From cryopreservation to transhumanism
IN AN OTHERWISE unremarkable building in Scottsdale, Arizona, is a room of gleaming silos containing cryogenically preserved heads and bodies of more than 140 people. These individuals hoped science will discover the secret to immortality.
Current laws require that an individual is declared dead before the cryogenic preservation process – called vitrification – can begin. This has the disadvantage of preserving that individual with whatever disease killed them in the first place. However, some more, dedicated cryogenic advocates have been pushing for laws that allow people to be preserved while still healthy.
Cryopreservation is one facet of a much broader movement, called transhumanism, which aspires to human beings transcending physical limitations using reason and science.

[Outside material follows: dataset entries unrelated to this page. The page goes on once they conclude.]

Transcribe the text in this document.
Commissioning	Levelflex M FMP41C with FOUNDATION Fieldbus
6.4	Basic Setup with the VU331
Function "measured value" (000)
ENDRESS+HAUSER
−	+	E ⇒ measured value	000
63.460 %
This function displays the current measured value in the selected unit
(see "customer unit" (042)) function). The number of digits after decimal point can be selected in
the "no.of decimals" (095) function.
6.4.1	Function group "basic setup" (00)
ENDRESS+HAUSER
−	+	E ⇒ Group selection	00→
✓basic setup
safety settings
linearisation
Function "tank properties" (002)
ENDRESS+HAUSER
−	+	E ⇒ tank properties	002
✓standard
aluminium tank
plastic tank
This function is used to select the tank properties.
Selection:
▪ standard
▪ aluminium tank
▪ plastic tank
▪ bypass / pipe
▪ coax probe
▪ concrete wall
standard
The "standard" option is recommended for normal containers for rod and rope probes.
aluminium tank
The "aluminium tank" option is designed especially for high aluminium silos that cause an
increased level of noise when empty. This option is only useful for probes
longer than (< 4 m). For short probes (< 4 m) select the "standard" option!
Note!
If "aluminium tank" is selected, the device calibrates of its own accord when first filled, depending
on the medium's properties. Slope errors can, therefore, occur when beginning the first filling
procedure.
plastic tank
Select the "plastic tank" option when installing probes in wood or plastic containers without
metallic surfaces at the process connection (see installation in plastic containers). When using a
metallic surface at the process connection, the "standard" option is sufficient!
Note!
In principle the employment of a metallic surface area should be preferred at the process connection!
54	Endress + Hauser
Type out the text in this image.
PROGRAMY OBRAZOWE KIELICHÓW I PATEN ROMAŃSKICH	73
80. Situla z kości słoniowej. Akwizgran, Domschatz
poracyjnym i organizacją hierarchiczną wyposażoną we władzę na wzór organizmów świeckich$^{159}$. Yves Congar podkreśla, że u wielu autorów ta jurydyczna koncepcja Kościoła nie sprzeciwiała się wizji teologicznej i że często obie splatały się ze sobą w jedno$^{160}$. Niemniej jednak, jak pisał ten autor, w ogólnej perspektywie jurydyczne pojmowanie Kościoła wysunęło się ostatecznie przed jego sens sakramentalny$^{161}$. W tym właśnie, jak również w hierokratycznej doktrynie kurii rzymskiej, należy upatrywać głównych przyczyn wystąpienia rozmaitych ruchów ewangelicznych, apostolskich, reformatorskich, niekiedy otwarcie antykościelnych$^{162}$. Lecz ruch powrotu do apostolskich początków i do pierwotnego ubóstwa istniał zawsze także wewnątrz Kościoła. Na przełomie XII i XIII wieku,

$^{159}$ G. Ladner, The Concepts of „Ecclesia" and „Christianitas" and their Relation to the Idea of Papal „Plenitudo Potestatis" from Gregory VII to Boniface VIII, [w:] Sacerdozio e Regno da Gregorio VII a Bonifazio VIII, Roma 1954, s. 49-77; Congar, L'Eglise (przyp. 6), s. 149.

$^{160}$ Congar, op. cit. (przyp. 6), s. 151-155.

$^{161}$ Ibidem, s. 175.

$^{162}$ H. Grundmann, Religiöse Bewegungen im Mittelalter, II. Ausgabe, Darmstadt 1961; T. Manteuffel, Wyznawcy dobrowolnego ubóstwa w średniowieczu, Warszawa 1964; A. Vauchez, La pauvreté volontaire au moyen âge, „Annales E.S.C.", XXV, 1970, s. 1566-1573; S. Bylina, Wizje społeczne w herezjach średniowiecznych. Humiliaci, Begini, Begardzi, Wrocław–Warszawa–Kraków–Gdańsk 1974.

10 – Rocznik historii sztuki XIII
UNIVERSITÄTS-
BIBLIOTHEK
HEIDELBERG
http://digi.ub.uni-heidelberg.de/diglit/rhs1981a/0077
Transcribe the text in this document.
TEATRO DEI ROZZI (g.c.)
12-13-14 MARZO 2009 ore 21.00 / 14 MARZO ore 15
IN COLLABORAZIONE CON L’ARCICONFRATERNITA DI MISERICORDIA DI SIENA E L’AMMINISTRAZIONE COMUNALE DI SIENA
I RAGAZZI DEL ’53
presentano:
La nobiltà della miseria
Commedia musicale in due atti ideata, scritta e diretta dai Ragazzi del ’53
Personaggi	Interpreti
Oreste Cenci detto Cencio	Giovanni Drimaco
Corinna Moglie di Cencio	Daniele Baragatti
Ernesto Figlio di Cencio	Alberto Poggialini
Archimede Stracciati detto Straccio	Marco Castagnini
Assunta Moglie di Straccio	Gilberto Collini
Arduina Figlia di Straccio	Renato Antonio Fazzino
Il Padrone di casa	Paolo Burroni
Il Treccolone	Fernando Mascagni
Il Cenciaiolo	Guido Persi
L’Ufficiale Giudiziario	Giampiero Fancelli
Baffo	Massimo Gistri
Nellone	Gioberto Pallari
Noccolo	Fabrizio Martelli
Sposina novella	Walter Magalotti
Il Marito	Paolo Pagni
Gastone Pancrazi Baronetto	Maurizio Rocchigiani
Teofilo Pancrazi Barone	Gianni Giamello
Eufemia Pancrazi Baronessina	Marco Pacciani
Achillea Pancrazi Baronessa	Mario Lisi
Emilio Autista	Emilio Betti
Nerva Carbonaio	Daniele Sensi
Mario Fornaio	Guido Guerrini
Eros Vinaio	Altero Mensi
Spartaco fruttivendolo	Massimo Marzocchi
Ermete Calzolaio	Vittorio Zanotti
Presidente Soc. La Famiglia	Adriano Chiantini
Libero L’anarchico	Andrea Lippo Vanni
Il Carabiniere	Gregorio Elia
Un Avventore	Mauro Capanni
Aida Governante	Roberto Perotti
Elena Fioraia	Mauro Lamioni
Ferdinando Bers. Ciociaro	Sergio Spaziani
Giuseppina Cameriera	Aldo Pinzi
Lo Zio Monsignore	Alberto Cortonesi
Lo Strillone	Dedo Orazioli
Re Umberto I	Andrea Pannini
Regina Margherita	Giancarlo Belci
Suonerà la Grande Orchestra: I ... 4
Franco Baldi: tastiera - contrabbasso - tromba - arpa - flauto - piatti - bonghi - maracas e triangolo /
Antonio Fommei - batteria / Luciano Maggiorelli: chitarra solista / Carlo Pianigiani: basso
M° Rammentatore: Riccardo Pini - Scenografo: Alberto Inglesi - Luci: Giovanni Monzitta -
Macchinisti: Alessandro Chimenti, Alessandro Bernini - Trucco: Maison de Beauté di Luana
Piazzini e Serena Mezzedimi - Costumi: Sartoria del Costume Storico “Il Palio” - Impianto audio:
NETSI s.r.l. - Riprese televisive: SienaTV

Transhumanism embraces ideas such as those of futurist and computer scientist Ray Kurzweil. These suggest we will one day be able to upload our consciousness into artificial brains, or integrate nanotechnology with our neural networks, so we aren’t limited or constrained by failing organic matter. For the moment, it’s the stuff of science fiction, but a more tangible face of transhumanism can be seen in organisations such as Aubrey de Grey’s SENS (Strategies for Engineered Negligible Senescence) Research Foundation. The foundation is conducting research into mechanisms of ageing in the hope that we may one day “reimagine aging, opening up lives of vigor and health set free from the gravitational pull of time”.
Science fiction is fast becoming science fact.